As I start to feel better every month I am tempted to increase my activity level. After all, its healthy to be out and moving right? Well, I notice more crumby days then great, and I can tell I need to slow down. Even though (as long as I avoid fluorescent) the speech and walking isn't my main issue, I still have vertigo, fatigue, sleep problems, stomach pain, and achy joints. These are enough to keep me in bed on a bad day.
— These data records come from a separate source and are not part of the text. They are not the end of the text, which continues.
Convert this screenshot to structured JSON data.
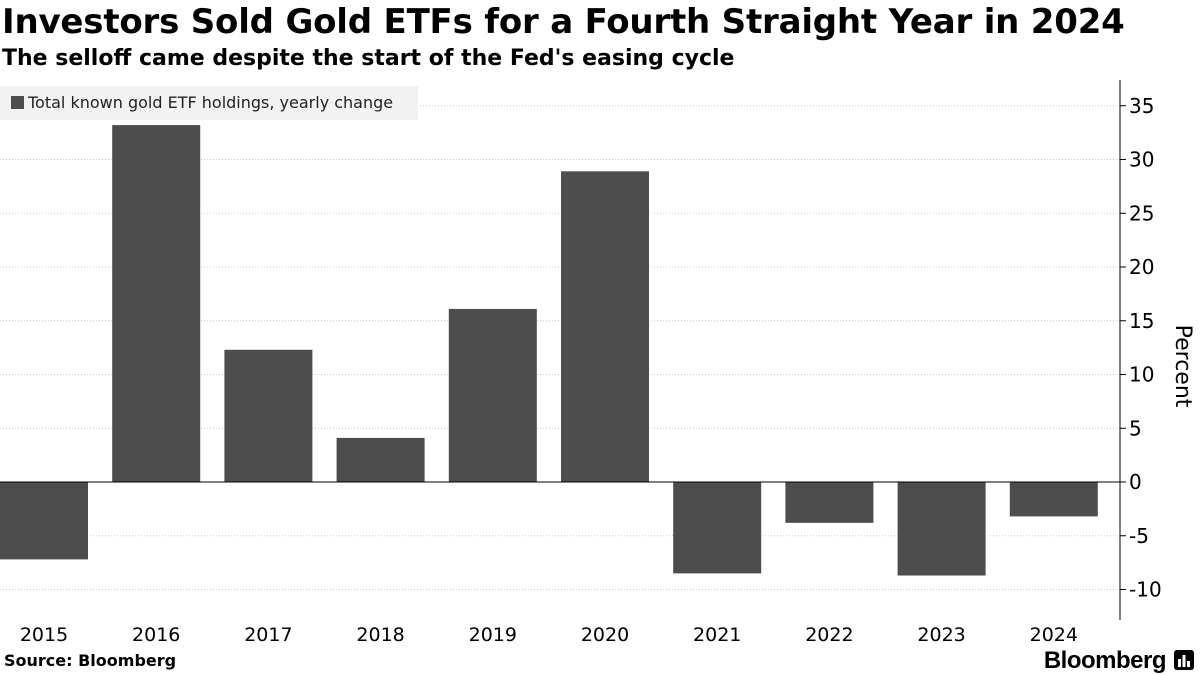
{
  "chart_data": {
    "type": "bar",
    "title": "Investors Sold Gold ETFs for a Fourth Straight Year in 2024",
    "subtitle": "The selloff came despite the start of the Fed's easing cycle",
    "categories": [
      "2015",
      "2016",
      "2017",
      "2018",
      "2019",
      "2020",
      "2021",
      "2022",
      "2023",
      "2024"
    ],
    "series": [
      {
        "name": "Total known gold ETF holdings, yearly change",
        "color": "#4d4d4d",
        "values": [
          -7.2,
          33.2,
          12.3,
          4.1,
          16.1,
          28.9,
          -8.5,
          -3.8,
          -8.7,
          -3.2
        ]
      }
    ],
    "xlabel": "",
    "ylabel": "Percent",
    "ylim": [
      -12.5,
      37.5
    ],
    "yticks": [
      35,
      30,
      25,
      20,
      15,
      10,
      5,
      0,
      -5,
      -10
    ],
    "ytick_labels": [
      "35",
      "30",
      "25",
      "20",
      "15",
      "10",
      "5",
      "0",
      "-5",
      "-10"
    ],
    "grid": true,
    "legend_position": "top-left",
    "y_axis_side": "right"
  },
  "footer": {
    "source": "Source: Bloomberg",
    "brand": "Bloomberg"
  }
}
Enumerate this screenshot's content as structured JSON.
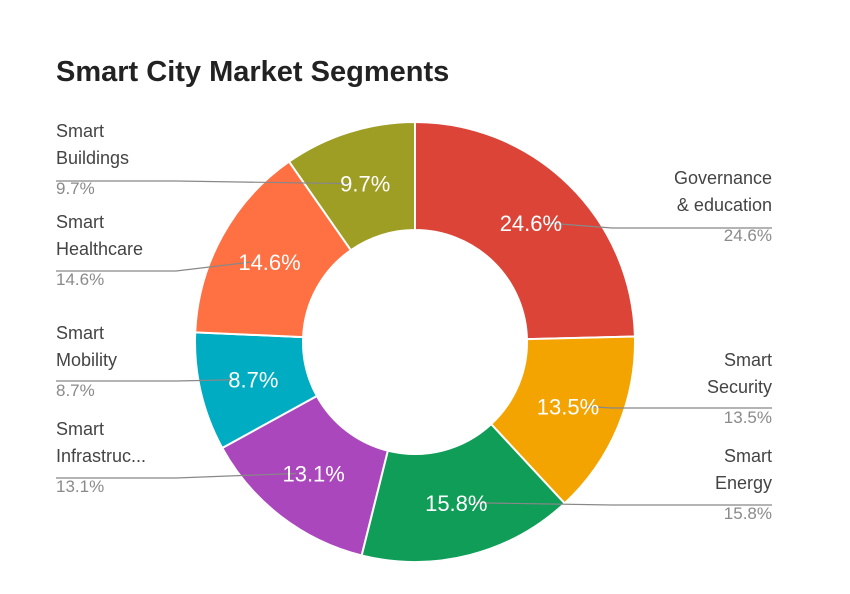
{
  "chart_data": {
    "type": "pie",
    "title": "Smart City Market Segments",
    "donut": true,
    "slices": [
      {
        "name_lines": [
          "Governance",
          "& education"
        ],
        "value": 24.6,
        "label": "24.6%",
        "legend_value": "24.6%",
        "color": "#DB4437"
      },
      {
        "name_lines": [
          "Smart",
          "Security"
        ],
        "value": 13.5,
        "label": "13.5%",
        "legend_value": "13.5%",
        "color": "#F4A400"
      },
      {
        "name_lines": [
          "Smart",
          "Energy"
        ],
        "value": 15.8,
        "label": "15.8%",
        "legend_value": "15.8%",
        "color": "#0F9D58"
      },
      {
        "name_lines": [
          "Smart",
          "Infrastruc..."
        ],
        "value": 13.1,
        "label": "13.1%",
        "legend_value": "13.1%",
        "color": "#AB47BC"
      },
      {
        "name_lines": [
          "Smart",
          "Mobility"
        ],
        "value": 8.7,
        "label": "8.7%",
        "legend_value": "8.7%",
        "color": "#00ACC1"
      },
      {
        "name_lines": [
          "Smart",
          "Healthcare"
        ],
        "value": 14.6,
        "label": "14.6%",
        "legend_value": "14.6%",
        "color": "#FF7043"
      },
      {
        "name_lines": [
          "Smart",
          "Buildings"
        ],
        "value": 9.7,
        "label": "9.7%",
        "legend_value": "9.7%",
        "color": "#9E9D24"
      }
    ]
  }
}
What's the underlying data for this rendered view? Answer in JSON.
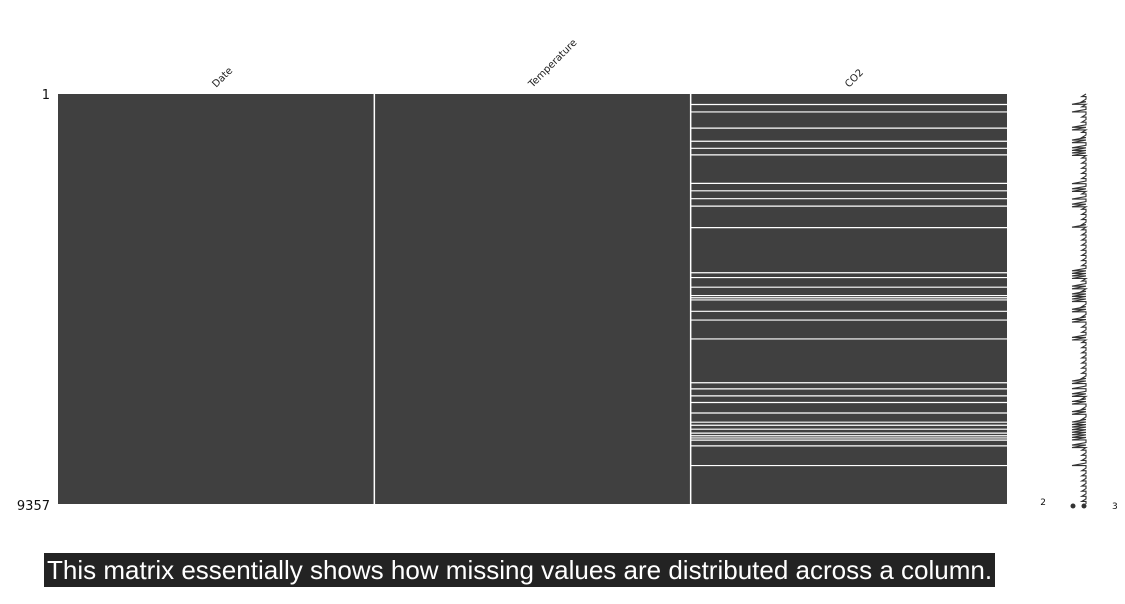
{
  "chart_data": {
    "type": "heatmap",
    "title": "",
    "columns": [
      "Date",
      "Temperature",
      "CO2"
    ],
    "row_range": [
      1,
      9357
    ],
    "row_labels": {
      "top": "1",
      "bottom": "9357"
    },
    "missing_rows": {
      "Date": [],
      "Temperature": [],
      "CO2": [
        240,
        410,
        780,
        1080,
        1240,
        1390,
        2040,
        2210,
        2390,
        2560,
        3050,
        4080,
        4190,
        4410,
        4600,
        4650,
        4700,
        4960,
        5160,
        5590,
        6590,
        6730,
        6890,
        7040,
        7280,
        7490,
        7560,
        7650,
        7740,
        7800,
        7850,
        7900,
        8030,
        8480
      ]
    },
    "sparkline": {
      "min_label": "2",
      "max_label": "3",
      "min": 2,
      "max": 3
    },
    "colors": {
      "present": "#404040",
      "missing": "#ffffff",
      "background": "#ffffff"
    }
  },
  "caption": "This matrix essentially shows how missing values are distributed across a column."
}
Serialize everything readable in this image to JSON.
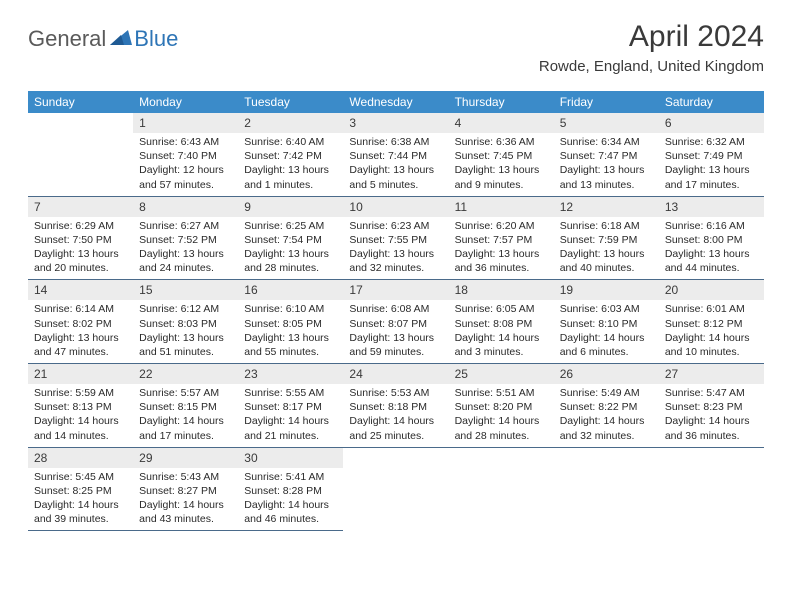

Its often seen that people who start to feel better want to act it and reach out to their previous activities including staying up late, avoiding naps, splurging from a diet, doing activities that are too strenuous like moving furniture, standing for half the day or the whole day, walking more then a mile straight, shopping under that terrible lighting for long periods of time, and forgetting their medicines. These are just things that send you right back downhill twice as hard. I know someone who was sick with Lyme for only a year and even though he felt better after a few months of treatment he still didn't resume to his regular activities until a full year later. Because he gave his body that much time to heal, he still to this day, 3 years later, has not had a single symptom and is resumed to being a star alpine ski racer and coaching his kids.
It's important to be patient at this stage, no matter how much you miss life or think you can handle it. Get little cheer people in on your plan to stay in bed for a month or two and to stay on the sidelines another few months, that way you have more than will power holding you back.